I have a new idea for cyber terrorists–hack the Property Assessment office and see if anyone notices.
I meant Ch 5, not Ch 46. (Don’t ask why I was watching Fox news, it was a weird fluke.)
Fluke, you say? Perhaps STG = closet repubilcan!
Actually, channel 5 local news bears no resemblance to the national Fox news network. The only thing in common is the name. IMO, the local channel is a credible news source without the drama of some other stations.
I don’t watch any of the local newscasts with any regularity, so I’m willing to make room for the possibility that I’ve made unfair assumptions about the local FOX affiliate — I have such a visceral disregard for the national FOX news organization. Sometimes I get exposed to it in a waiting room and it’s all I can do to keep from having a fit.
Rader writes:
“Governments that grew during the bubble have been challenged by the need to maintain basic services now that tax revenues have tanked.”
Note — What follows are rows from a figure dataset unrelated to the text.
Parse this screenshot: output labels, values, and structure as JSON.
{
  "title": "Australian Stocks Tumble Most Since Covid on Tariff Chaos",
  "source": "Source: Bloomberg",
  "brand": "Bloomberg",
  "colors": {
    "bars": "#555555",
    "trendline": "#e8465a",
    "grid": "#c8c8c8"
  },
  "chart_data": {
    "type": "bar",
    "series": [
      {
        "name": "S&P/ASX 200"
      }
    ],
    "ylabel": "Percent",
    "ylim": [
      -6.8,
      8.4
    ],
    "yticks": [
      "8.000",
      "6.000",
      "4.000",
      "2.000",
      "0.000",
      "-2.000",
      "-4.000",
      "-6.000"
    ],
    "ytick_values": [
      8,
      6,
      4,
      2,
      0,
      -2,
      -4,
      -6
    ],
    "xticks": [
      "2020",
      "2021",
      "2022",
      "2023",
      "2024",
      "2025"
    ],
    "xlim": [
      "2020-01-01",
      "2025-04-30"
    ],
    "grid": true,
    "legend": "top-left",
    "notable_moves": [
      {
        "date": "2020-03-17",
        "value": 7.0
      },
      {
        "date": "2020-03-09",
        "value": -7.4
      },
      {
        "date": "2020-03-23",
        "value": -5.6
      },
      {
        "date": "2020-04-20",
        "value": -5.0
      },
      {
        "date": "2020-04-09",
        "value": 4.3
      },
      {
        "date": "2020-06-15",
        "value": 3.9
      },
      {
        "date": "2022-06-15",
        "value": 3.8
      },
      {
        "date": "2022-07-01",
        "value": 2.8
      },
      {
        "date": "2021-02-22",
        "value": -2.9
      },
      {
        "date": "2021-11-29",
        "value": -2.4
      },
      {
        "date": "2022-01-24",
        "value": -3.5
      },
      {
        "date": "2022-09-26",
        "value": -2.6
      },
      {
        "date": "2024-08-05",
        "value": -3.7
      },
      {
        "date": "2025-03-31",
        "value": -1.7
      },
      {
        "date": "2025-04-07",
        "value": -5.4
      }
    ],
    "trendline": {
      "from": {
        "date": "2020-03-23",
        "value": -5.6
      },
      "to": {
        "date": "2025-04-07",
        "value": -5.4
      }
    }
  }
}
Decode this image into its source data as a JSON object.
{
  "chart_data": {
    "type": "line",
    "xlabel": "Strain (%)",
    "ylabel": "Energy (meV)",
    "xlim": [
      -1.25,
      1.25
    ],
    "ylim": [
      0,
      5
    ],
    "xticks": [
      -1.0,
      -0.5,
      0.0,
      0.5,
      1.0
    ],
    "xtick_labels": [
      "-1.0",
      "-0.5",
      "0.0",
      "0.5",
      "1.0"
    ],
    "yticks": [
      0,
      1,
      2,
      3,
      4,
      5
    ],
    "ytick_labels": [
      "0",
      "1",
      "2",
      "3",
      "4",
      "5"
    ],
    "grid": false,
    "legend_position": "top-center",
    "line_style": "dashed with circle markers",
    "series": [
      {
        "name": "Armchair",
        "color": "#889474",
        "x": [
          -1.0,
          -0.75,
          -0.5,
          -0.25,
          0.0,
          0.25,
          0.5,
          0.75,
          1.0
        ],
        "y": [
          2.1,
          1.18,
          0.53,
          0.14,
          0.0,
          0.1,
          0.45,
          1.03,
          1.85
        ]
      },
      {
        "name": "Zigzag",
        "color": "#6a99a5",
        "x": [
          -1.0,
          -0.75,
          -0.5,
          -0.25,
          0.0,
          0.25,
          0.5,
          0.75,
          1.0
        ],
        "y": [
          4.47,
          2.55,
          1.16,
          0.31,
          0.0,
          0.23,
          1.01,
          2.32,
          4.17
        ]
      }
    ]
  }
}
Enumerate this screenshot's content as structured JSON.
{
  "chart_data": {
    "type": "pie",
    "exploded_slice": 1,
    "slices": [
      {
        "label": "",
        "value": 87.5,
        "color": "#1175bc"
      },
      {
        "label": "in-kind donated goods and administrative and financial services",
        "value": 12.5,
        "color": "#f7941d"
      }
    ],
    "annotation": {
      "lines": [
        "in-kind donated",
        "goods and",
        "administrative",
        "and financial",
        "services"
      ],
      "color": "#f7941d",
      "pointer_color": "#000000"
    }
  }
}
In other words, the County Commission took the bubble-induced windfall in tax receipts, spent all of it, and now consider those inflated revenues of the past as a baseline, below which “basic services” somehow can’t be maintained. But in fact, the cost of “basic services” should be almost entirely unrelated to the value of housing. If Rader and his colleagues had spent more prudently there would be no “challenge” facing the County now.
DeKalb Co. population grew by a mere 3.9% from 2000 to 2010, see http://quickfacts.census.gov/qfd/states/13/13089.html. That is total growth over 10 years, not annual compounded growth. What about spending? From 2000 to 2006, for example, the DeKalb Co budget increased by an amazing 9% annually, absolutely crushing the growth in poulation (and, as shown below, inflation). http://www.co.dekalb.ga.us/finance/pdf/budget/2006/Broadband-2006%20Budget%20Book.pdf.
Even after some spending reductions as we get closer to 2010, spending from 2001 to 2010 still increased at an annualized rate of 3.9% for a decade, again absolutely dwarfing population growth.
As for inflation, the 3.9% annual growth in spending also exceeds annual CPI increases over the same time, http://inflationdata.com/inflation/inflation_rate/historicalinflation.aspx. This was particularly true from 2000 true through 2007, when the budget was increasing rapdily (again, close to 10% per year), but CPI was in normal ranges of 2% to the mid 3% range at its highest. DeKalb Co spending was therefore increasing its real (inflation adjusted) spending by about 6% annually over the time frame. The notion that “basic services” required this profligacy is ludicrous, especially considering the fact that the number of people living in the County over that time frame barely changed.